Birth Name: | Rosemary Doreen Thomson |
Birth Date: | 11 April 1947 |
Birth Place: | Renfrewshire, Scotland |
Nationality: | Scottish |
Education: | University of Aberdeen, Heidelberg University, University of Cambridge |
Occupation: | literary scholar |
Known For: | creator of the UCL Bloomsbury Project |
Notable Works: | reception of German literature in British magazines in the early 1800s |
Awards: | fellow of the British Academy, the Royal Society of Literature and the Royal Society of Arts |
Rosemary Doreen Ashton, (née Thomson; born 11 April 1947) is a Scottish literary scholar. From 2002 to 2012, she was the Quain Professor of English Language and Literature at University College London.[1] [2] [3] Her reviews appear in the London Review of Books.[4]
Born in Renfrewshire, Scotland, she was educated at the universities of Aberdeen, Heidelberg, and Cambridge, where her doctoral research was on the reception of German literature in British magazines in the early 1800s.[5]
After lecturing at the University of Birmingham, she started her long teaching and research association with UCL in 1974.

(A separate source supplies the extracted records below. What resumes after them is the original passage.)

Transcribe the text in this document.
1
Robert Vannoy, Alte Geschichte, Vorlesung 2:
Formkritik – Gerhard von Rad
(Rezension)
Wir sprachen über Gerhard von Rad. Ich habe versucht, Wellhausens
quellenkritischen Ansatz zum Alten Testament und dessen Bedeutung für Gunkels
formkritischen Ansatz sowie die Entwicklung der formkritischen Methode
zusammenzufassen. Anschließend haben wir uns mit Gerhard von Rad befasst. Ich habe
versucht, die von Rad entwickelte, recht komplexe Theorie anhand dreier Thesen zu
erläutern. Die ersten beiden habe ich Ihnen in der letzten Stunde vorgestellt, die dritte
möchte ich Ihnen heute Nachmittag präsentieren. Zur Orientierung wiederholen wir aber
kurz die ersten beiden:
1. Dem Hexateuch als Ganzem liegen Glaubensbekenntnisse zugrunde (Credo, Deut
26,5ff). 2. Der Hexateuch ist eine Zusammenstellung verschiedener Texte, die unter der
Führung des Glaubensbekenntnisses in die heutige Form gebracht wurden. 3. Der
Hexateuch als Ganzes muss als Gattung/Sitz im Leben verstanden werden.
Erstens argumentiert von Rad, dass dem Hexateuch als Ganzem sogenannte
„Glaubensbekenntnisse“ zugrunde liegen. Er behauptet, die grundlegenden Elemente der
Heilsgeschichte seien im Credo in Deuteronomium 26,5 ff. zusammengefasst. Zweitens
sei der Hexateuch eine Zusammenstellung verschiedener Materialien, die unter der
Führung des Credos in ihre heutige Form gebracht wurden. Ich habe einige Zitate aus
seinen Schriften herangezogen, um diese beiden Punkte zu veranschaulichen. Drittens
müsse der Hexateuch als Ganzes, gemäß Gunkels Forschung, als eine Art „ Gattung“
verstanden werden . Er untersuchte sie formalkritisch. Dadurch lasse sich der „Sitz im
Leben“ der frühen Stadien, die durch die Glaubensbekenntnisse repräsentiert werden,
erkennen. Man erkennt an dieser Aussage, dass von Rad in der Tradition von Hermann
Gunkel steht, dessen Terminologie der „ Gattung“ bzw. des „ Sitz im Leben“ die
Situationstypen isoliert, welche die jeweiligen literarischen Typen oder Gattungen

She is a fellow of the British Academy, of the Royal Society of Literature, and of the Royal Society of Arts, and has served on a number of editorial and literary boards, including the George Eliot Fellowship, the advisory board of Carlyle Studies Annual, the advisory board of the Centre for Anglo-German Cultural Relations at Queen Mary, University of London, and the board of the Dr Williams’s Centre for Dissenting Studies. She is a senior research fellow at the Institute of English Studies in the School of Advanced Studies, University of London.
She was the creator of the UCL Bloomsbury Project, which was established to investigate 19th-century Bloomsbury’s development "from swampy rubbish-dump to centre of intellectual life", tracing the origins, Bloomsbury locations, and reforming significance of hundreds of progressive and innovative institutions.[6]
In the 1999 New Year Honours, Ashton was appointed an Officer of the Order of the British Empire (OBE) "for services to comparative literature". In 2000, she was elected a Fellow of the British Academy (FBA), the United Kingdom's national academy for the humanities and social sciences.[7]